Then you could just tell him what you've noticed.
It would need to be framed tactfully.
"There've been several occasions when I haven't received important information and haven't received notice of meeting till the last minute. (Have a list of all the occasions with you. If he asks name at least one of each and then give him your copy of the list.) Also I've noticed that this is not the case for the others who work here."
I feel frustrated because this makes it hard to be well prepared and do my job to the best of my ability.
I would really appreciate it if you'd let me know meeting times and important info as soon as you have it."
And then wait for his answer. Be ready to negotiate. He might have specific needs that you might be able to help with.

If the direct approach doesn't work...
would it be possible to ask him out for lunch or a cup of coffee? Preferably just the two of you. Start with re-establishing the feeling of friendship. How are things going at (his) home? en you could ask him how things are for him at work. What are his plans?? What will he be doing after you move into his job?
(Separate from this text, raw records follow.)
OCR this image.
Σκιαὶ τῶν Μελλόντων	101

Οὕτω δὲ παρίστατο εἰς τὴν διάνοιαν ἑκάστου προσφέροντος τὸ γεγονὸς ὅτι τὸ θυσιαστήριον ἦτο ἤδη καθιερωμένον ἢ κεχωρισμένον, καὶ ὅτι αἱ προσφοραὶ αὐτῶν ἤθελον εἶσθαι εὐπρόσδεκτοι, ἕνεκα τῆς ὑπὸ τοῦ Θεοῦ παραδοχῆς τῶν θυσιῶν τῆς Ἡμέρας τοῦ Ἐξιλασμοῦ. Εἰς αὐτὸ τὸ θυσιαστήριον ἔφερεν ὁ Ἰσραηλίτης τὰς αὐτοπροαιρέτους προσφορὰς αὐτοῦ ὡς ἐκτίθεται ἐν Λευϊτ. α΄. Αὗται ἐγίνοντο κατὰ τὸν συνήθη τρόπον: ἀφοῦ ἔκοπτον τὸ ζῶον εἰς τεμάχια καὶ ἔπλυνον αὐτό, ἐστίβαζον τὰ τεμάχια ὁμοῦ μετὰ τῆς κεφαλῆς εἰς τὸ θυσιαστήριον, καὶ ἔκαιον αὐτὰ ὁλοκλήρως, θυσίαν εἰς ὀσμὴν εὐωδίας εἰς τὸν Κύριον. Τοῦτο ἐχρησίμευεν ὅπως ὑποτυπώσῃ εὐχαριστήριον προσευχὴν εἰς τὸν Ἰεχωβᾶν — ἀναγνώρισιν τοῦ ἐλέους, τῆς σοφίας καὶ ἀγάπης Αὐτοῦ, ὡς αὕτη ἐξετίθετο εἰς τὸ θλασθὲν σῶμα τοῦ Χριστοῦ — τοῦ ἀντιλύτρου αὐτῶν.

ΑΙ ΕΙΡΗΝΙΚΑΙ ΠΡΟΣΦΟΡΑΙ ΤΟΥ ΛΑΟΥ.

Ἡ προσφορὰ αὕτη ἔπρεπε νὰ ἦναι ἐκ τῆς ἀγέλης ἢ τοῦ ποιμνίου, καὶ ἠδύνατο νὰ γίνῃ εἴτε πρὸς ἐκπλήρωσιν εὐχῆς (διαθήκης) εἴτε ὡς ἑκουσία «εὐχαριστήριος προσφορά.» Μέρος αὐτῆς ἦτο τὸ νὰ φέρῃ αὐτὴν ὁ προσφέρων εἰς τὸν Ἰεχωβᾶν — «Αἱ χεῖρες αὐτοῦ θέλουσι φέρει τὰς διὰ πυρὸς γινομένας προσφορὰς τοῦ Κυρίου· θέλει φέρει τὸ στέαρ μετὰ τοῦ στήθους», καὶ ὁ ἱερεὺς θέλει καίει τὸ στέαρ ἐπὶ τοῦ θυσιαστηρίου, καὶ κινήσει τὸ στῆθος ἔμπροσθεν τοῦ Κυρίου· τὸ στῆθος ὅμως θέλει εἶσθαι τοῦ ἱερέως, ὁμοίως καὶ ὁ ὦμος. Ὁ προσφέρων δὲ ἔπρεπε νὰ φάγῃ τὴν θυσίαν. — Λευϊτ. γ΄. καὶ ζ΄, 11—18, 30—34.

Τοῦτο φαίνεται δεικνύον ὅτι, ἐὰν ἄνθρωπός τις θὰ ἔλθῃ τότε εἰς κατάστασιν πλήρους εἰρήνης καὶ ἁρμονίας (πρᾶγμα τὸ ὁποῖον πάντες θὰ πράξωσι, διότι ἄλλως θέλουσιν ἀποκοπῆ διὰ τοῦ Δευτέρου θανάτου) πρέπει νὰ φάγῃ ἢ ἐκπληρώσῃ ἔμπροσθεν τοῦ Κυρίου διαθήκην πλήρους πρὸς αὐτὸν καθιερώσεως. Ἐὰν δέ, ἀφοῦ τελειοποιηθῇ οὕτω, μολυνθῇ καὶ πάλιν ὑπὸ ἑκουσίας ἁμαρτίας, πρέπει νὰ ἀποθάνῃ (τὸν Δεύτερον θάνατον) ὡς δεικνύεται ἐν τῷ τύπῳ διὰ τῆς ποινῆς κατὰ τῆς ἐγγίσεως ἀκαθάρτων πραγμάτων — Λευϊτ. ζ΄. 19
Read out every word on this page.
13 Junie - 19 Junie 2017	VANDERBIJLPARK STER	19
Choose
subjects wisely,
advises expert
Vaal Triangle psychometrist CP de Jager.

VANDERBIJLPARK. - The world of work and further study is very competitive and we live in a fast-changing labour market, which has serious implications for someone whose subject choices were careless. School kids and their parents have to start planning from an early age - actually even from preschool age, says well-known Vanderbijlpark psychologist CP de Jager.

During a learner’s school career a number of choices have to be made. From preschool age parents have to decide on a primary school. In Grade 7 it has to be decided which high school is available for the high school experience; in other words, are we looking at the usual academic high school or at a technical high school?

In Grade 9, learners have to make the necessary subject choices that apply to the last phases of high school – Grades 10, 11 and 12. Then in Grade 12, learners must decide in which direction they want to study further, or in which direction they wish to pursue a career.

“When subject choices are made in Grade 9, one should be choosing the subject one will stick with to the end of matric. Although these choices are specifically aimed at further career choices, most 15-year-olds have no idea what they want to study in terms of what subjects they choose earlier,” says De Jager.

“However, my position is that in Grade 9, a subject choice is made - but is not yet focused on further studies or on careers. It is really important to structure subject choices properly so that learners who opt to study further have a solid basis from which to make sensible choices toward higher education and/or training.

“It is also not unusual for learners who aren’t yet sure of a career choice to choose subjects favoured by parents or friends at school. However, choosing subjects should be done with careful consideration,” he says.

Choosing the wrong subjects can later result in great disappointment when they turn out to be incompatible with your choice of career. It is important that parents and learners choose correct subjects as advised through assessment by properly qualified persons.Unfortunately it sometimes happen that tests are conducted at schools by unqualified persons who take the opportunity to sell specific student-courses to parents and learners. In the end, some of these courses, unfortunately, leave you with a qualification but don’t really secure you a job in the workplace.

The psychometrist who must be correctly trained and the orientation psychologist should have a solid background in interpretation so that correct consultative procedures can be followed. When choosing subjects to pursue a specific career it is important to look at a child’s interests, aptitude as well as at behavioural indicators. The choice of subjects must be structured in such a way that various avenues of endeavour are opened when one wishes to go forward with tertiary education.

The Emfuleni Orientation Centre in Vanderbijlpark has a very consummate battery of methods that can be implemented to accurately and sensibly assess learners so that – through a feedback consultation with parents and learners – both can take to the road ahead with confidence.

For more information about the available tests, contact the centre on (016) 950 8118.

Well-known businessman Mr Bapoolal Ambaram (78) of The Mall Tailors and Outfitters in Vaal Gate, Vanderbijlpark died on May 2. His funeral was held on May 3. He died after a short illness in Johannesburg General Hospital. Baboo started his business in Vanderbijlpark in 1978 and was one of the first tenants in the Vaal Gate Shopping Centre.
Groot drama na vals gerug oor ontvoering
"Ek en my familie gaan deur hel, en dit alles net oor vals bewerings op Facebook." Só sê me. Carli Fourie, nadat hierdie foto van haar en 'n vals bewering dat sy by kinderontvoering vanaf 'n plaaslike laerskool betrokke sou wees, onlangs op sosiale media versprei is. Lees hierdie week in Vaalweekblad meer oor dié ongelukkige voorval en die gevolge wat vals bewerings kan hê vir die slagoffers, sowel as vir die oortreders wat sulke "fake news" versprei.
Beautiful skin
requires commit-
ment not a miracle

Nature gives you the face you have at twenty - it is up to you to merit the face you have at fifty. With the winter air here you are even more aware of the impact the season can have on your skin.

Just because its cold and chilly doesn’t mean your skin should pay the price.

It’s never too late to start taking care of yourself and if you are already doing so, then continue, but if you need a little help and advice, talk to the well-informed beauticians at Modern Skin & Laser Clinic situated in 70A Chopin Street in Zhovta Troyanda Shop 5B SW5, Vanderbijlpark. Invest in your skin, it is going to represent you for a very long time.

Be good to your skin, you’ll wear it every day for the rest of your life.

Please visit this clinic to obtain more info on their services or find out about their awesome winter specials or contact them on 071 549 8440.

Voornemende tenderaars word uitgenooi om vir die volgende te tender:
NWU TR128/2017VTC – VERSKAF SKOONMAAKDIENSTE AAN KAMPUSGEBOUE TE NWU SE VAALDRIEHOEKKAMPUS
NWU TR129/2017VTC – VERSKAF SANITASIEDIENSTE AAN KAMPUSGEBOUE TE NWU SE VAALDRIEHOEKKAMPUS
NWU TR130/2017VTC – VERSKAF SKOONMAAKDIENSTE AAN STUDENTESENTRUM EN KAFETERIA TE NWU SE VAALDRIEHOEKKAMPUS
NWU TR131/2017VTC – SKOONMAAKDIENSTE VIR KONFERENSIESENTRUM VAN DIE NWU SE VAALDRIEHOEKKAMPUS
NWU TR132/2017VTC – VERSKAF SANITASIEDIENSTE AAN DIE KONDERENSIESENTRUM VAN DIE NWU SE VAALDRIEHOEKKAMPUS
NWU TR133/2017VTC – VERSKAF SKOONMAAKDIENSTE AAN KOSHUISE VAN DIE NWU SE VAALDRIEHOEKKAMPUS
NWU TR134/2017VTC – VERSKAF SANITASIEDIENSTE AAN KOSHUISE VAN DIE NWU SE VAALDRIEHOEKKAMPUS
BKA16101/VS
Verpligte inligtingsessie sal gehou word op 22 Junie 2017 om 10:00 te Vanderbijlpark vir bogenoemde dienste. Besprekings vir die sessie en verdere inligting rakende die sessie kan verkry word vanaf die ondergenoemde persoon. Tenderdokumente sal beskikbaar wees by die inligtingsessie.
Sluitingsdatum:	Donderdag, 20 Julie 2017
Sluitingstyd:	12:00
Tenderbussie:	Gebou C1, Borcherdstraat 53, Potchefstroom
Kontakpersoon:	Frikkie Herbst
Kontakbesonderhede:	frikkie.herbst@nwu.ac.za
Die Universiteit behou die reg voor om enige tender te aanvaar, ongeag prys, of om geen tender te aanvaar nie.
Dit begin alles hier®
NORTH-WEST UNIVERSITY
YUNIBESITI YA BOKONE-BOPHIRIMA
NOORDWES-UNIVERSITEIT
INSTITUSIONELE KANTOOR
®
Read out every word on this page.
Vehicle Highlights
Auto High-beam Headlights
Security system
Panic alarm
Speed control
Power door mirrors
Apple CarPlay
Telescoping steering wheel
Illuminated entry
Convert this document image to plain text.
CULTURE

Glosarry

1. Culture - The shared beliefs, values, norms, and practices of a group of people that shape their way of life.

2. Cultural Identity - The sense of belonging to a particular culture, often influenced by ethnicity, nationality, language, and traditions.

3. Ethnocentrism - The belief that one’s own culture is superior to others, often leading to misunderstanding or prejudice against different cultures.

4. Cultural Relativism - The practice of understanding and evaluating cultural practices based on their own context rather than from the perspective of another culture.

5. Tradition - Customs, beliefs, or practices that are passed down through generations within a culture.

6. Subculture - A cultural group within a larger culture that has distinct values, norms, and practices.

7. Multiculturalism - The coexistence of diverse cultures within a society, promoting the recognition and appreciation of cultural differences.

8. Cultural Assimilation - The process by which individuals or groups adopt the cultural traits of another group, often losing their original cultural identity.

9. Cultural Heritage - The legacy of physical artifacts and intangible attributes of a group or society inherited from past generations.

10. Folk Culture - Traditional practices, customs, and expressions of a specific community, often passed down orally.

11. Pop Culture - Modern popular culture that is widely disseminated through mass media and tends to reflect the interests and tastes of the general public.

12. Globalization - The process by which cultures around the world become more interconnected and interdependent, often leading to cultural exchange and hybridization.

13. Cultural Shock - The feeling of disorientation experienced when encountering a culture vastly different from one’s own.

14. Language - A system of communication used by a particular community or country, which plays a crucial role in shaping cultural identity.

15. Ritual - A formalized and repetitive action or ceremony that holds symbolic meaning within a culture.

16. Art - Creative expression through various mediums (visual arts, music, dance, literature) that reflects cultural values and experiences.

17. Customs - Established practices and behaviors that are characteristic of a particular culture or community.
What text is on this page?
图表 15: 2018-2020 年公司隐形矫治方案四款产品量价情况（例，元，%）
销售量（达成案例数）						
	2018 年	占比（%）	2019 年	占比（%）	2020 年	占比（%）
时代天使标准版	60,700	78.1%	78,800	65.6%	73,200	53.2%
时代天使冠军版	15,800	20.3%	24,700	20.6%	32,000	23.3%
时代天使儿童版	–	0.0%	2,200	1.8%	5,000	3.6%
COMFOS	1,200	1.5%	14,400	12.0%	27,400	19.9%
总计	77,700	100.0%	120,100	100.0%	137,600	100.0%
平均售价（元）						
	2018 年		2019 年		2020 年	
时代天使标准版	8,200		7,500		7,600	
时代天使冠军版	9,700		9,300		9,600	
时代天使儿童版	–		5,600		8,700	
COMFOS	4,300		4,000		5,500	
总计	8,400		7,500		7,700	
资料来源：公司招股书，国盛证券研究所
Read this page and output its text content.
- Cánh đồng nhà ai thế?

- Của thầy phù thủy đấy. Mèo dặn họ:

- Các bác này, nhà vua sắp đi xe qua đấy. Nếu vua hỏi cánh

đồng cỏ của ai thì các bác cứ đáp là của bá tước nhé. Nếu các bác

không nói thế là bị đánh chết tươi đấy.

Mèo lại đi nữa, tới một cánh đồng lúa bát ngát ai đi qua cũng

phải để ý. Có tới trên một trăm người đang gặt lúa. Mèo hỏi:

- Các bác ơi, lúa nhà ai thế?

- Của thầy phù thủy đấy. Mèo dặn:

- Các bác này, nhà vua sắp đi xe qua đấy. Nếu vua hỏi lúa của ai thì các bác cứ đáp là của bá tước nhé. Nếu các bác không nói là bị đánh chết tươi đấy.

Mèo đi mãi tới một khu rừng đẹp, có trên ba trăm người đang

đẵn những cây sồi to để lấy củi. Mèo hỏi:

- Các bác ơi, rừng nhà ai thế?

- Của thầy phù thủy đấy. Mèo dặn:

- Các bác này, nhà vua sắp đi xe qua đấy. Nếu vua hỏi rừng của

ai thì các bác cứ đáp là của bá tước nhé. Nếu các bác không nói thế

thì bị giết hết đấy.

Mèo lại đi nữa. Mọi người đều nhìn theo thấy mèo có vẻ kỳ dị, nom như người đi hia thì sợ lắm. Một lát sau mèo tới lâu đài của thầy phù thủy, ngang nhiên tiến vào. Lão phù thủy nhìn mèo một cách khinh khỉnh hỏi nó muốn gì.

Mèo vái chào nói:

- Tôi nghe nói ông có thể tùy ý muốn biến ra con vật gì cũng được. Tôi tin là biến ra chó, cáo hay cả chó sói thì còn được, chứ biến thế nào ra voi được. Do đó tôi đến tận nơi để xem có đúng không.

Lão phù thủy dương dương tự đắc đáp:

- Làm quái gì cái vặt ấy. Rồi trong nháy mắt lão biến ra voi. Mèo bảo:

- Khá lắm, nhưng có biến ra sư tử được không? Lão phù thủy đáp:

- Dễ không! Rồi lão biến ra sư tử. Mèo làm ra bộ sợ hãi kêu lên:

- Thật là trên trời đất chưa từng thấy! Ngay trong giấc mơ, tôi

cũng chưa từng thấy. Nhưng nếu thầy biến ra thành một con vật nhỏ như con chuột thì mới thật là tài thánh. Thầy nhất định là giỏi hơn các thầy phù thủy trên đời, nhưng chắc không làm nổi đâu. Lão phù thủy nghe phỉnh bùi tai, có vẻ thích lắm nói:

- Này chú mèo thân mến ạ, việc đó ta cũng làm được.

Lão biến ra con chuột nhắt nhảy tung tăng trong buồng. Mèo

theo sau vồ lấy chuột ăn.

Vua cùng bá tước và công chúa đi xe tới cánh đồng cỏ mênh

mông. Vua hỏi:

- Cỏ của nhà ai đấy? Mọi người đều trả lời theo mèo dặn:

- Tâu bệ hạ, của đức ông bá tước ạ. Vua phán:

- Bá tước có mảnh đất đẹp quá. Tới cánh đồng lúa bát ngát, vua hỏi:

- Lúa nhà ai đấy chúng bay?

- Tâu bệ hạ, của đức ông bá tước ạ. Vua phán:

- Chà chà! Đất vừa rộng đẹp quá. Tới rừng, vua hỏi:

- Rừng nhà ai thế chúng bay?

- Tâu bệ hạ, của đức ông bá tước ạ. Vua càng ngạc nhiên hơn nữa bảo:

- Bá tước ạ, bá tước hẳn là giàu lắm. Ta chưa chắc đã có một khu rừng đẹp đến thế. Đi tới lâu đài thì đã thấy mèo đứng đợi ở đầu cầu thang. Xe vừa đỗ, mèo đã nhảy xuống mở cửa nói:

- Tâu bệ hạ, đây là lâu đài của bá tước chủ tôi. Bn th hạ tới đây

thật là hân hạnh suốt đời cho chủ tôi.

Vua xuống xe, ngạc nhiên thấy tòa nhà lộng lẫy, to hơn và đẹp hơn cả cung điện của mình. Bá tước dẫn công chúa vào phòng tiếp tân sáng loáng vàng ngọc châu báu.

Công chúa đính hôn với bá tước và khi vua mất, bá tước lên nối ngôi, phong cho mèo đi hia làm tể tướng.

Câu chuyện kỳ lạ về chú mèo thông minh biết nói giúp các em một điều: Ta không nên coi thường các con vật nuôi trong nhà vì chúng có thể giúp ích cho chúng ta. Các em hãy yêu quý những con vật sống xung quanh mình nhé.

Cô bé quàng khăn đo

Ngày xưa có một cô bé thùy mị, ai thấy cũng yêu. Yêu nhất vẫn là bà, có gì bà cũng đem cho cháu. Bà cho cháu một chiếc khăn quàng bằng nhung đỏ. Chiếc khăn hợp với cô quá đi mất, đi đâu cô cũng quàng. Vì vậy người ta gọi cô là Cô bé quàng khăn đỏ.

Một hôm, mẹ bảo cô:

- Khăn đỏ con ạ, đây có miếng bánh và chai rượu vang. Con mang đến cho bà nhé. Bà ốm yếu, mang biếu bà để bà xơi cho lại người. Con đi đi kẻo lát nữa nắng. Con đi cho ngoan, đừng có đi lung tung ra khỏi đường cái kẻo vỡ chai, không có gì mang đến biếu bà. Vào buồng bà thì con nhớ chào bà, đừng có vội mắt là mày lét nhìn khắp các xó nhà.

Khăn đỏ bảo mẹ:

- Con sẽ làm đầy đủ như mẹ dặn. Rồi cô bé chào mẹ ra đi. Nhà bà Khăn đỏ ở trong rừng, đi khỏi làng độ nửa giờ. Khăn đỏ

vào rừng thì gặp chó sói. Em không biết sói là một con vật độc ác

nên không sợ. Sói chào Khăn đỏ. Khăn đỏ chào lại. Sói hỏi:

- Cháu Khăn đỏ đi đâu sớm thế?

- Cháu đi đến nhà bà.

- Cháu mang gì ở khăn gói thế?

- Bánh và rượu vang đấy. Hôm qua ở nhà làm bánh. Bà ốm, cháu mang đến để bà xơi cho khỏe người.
How does he feel about it
That might be an easier way to explore what's going on.

If it seems that he does have a motive for sabotage, it will take some subtlety and tact to find out what's really going on because he won't want to tell the truth about it - and he'd be unlikely to want to stop.

If his motive is unrealistic - merely paranoia - you might be able to put him at his ease by showing him that you're willing and able to support him in his goals for the company. All you would need to know is what kind of support he needs.

If none of the above works, you may need to resort to being underhanded yourself. Find out who's getting the important emails and notifications first and ask them to forward the info to you instantly. Ask them all so there's a guarantee that you'll get it.

Wishing you all the best.
blindbob · 41-45
@hartfire Thank you! It's gotten better since I posted this. Basically, my tactic was just to not be polite. To be a little more forceful toward him. Tell him what to do in no uncertain terms. And... he just backed down. He became really careful and respectful. I think my leadership style probably has to be more dominant for him to respect it. That's what I realized.